Don’t miss this brilliant film

I’m still recovering from a blow to my emotional solar plexus delivered by a new movie, Blue Is the Warmest Colour (2013) by the French-Tunisian director  Abdellatif Kechiche  (born in Tunis, moved with his parents to Nice at the age of six).

Almost everyone knows two things about this film, one of them significant, the other not:  that the film and both its leading actresses[1] won the highest award at the 2013 Cannes Film Festival, the Palme d’Or (a prima facie indication of its quality): and that it depicts a Lesbian love affair which includes lengthy and startlingly detailed sex scenes enacted by the two leading ladies (not particularly significant, because the sex is essential and integral to the story, and the fact that it depicts sex between two women is almost, but not entirely, coincidental – the story would not be radically changed if it concerned a love affair between a man and a woman, or even between two men).  It is emphatically not pornographic; the sex scenes are beautiful and erotic but not titillating.  In contrast with the rest of the film, the sex is more stylised than realistic.  Some critics have argued that this small but noticeable stylistic difference between the sex scenes and the remainder of the film shows that the sex is superfluous, interpolated for box office purposes.  I don’t think anyone who watches all three hours of this film (yes, it’s long) at all attentively could agree, but that’s necessarily a subjective judgement.

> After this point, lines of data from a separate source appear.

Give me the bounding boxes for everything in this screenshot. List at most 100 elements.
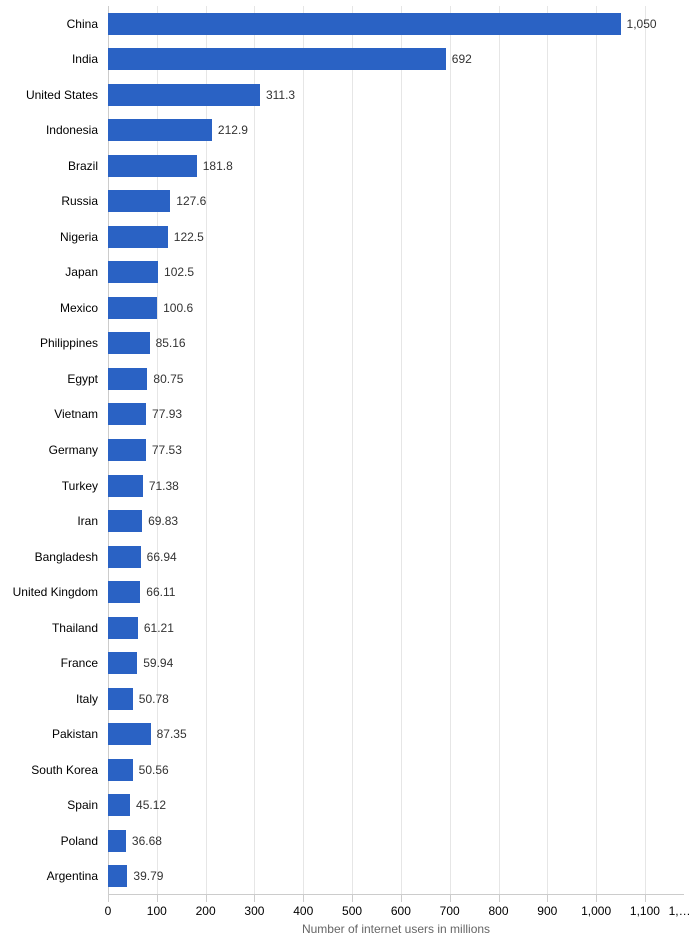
grid-line	[401, 6, 402, 894]
grid-line	[450, 6, 451, 894]
x-tick-label: 500	[342, 904, 362, 918]
bar	[108, 155, 197, 177]
bar	[108, 510, 142, 532]
bar-value-label: 311.3	[266, 88, 295, 102]
bar-value-label: 1,050	[627, 17, 657, 31]
bar-value-label: 87.35	[157, 727, 187, 741]
bar-value-label: 77.53	[152, 443, 182, 457]
bar-value-label: 212.9	[218, 123, 248, 137]
x-tick-mark	[254, 894, 255, 902]
x-tick-label: 100	[147, 904, 167, 918]
bar-value-label: 102.5	[164, 265, 194, 279]
y-axis-category-label: Russia	[61, 194, 98, 208]
bar	[108, 581, 140, 603]
bar-value-label: 181.8	[203, 159, 233, 173]
bar	[108, 261, 158, 283]
bar	[108, 475, 143, 497]
bar-chart: 1,050 692 311.3 212.9 181.8 127.6 122.5 102.5 10…	[0, 0, 700, 948]
x-tick-label: 900	[537, 904, 557, 918]
grid-line	[596, 6, 597, 894]
grid-line	[352, 6, 353, 894]
bar	[108, 723, 151, 745]
bar	[108, 439, 146, 461]
x-tick-label: 400	[293, 904, 313, 918]
y-axis-category-label: Bangladesh	[35, 550, 98, 564]
bar-value-label: 77.93	[152, 407, 182, 421]
y-axis-category-label: Nigeria	[60, 230, 98, 244]
x-tick-label: 0	[105, 904, 112, 918]
y-axis-category-label: China	[67, 17, 98, 31]
bar	[108, 688, 133, 710]
bar	[108, 617, 138, 639]
y-axis-category-label: Vietnam	[54, 407, 98, 421]
grid-line	[645, 6, 646, 894]
bar-value-label: 66.11	[146, 585, 175, 599]
x-tick-label: 1,000	[581, 904, 611, 918]
bar	[108, 403, 146, 425]
x-tick-mark	[450, 894, 451, 902]
x-tick-label: 600	[391, 904, 411, 918]
bar-value-label: 69.83	[148, 514, 178, 528]
bar	[108, 759, 133, 781]
bar	[108, 830, 126, 852]
bar	[108, 48, 446, 70]
y-axis-category-label: Spain	[67, 798, 98, 812]
bar-value-label: 127.6	[176, 194, 206, 208]
bar	[108, 119, 212, 141]
y-axis-category-label: Thailand	[52, 621, 98, 635]
bar-value-label: 61.21	[144, 621, 174, 635]
x-tick-mark	[401, 894, 402, 902]
x-tick-mark	[206, 894, 207, 902]
x-tick-mark	[547, 894, 548, 902]
x-tick-mark	[157, 894, 158, 902]
bar-value-label: 50.56	[139, 763, 169, 777]
grid-line	[254, 6, 255, 894]
bar-value-label: 80.75	[153, 372, 183, 386]
x-axis-line	[108, 894, 684, 895]
y-axis-category-label: Italy	[76, 692, 98, 706]
y-axis-category-label: United States	[26, 88, 98, 102]
grid-line	[499, 6, 500, 894]
grid-line	[547, 6, 548, 894]
x-tick-label: 300	[244, 904, 264, 918]
bar-value-label: 59.94	[143, 656, 173, 670]
bar-value-label: 45.12	[136, 798, 166, 812]
y-axis-category-label: Philippines	[40, 336, 98, 350]
bar-value-label: 50.78	[139, 692, 169, 706]
bar	[108, 13, 621, 35]
bar	[108, 865, 127, 887]
x-tick-label: 200	[196, 904, 216, 918]
x-tick-mark	[645, 894, 646, 902]
bar	[108, 794, 130, 816]
bar-value-label: 692	[452, 52, 472, 66]
y-axis-category-label: Egypt	[67, 372, 98, 386]
bar	[108, 368, 147, 390]
y-axis-category-label: France	[61, 656, 98, 670]
x-tick-label-trailing: 1,…	[669, 904, 691, 918]
y-axis-category-label: Turkey	[62, 479, 98, 493]
bar	[108, 546, 141, 568]
bar	[108, 332, 150, 354]
y-axis-category-label: Poland	[61, 834, 98, 848]
y-axis-category-label: India	[72, 52, 98, 66]
y-axis-category-label: Indonesia	[46, 123, 98, 137]
bar	[108, 652, 137, 674]
bar	[108, 297, 157, 319]
x-tick-mark	[352, 894, 353, 902]
bar-value-label: 71.38	[149, 479, 179, 493]
x-tick-label: 800	[488, 904, 508, 918]
y-axis-category-label: Germany	[49, 443, 98, 457]
x-tick-label: 700	[440, 904, 460, 918]
bar-value-label: 66.94	[147, 550, 177, 564]
y-axis-category-label: Mexico	[60, 301, 98, 315]
x-tick-mark	[596, 894, 597, 902]
y-axis-category-label: South Korea	[31, 763, 98, 777]
bar-value-label: 122.5	[174, 230, 204, 244]
y-axis-category-label: Pakistan	[52, 727, 98, 741]
x-axis-title: Number of internet users in millions	[302, 922, 490, 936]
bar-value-label: 36.68	[132, 834, 162, 848]
y-axis-category-label: Brazil	[68, 159, 98, 173]
plot-area: 1,050 692 311.3 212.9 181.8 127.6 122.5 102.5 10…	[108, 6, 684, 894]
y-axis-category-label: Japan	[65, 265, 98, 279]
bar-value-label: 100.6	[163, 301, 193, 315]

There’s one other departure from realism in the film as a whole: both the leading actresses, one or both of whom are on screen for almost the entire film, are strikingly attractive, with and without their clothes: real head-turners both.  They can perhaps be forgiven their good looks since both are consummate actresses, the intense emotional realism of their performances allegedly enhanced by obsessiveness, verging on bullying, on the part of the director during shooting.  The two women are Léa Seydoux (Emma), playing the older and more sexually experienced of the two, and Adèle Exarchopoulos (Adèle), French with a Greek grandfather, playing the younger character, a convincing 17 years old at the beginning of the saga.  The start, development and climax of their affair are portrayed with exceptional tenderness;  its effective termination is almost too violently terrible to watch, although life goes on beyond that point, if on a lower emotional level.  The temptation to resort to melodrama is resolutely resisted.  The ending is sad but wholly true to life.

An incidental charm is the location of the film in Lille, with many effective street scenes, one in the Grand’ Place, and another memorable sequence in the glorious swimming-pool art gallery, La Piscine Museum, at Roubaix, just outside Lille.

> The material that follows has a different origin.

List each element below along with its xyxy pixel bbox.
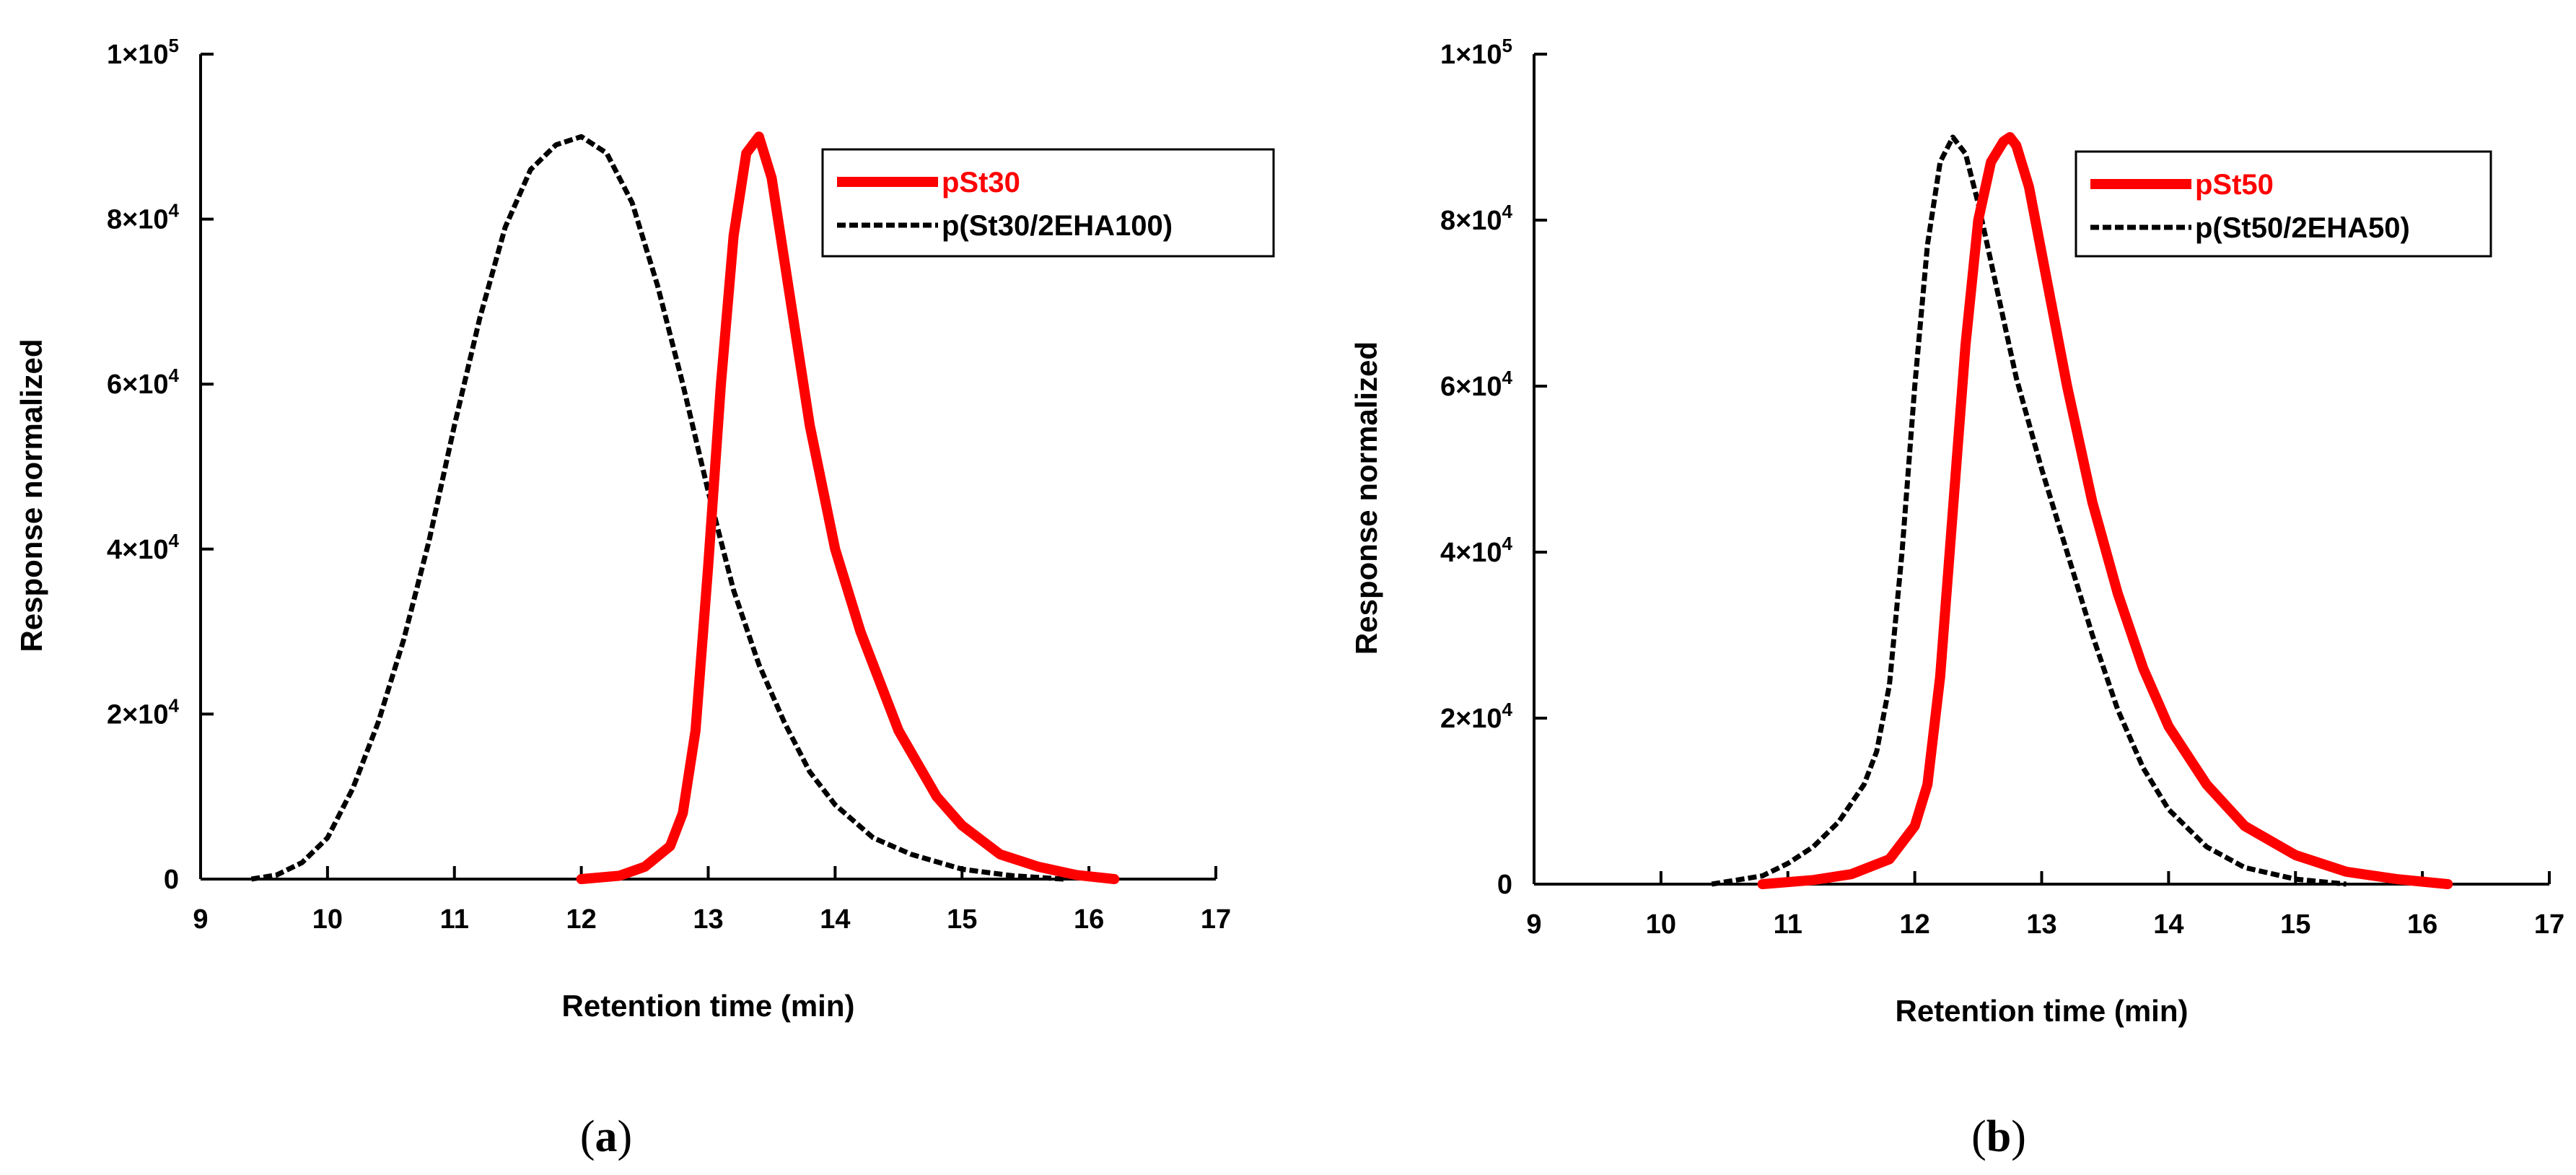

In addition to the Palme d’Or for the film and the two actresses at Cannes, the FIPRESCI Prize went to the director, Abdellatif Kechiche.  The film has won a raft of other international prizes, awards and nominations:  it will be astonishing if more are not on the way.

Only time will tell whether Blue Is the Warmest Colour deserves to be rated a great film.  Whether or not it’s great, it’s certainly exceptional, and packs a tremendous punch.  Don’t miss it.

Brian

[1]  Enlightened modern usage is to describe actors of both genders as actors, and to shun the word actress as implicitly sexist.  I have consciously disobeyed that rule in this post, because to describe the two leading players as actors looks hopelessly odd, when the fact of their femininity is such an important ingredient in the story, despite not being (in my perhaps eccentric view) absolutely central to it.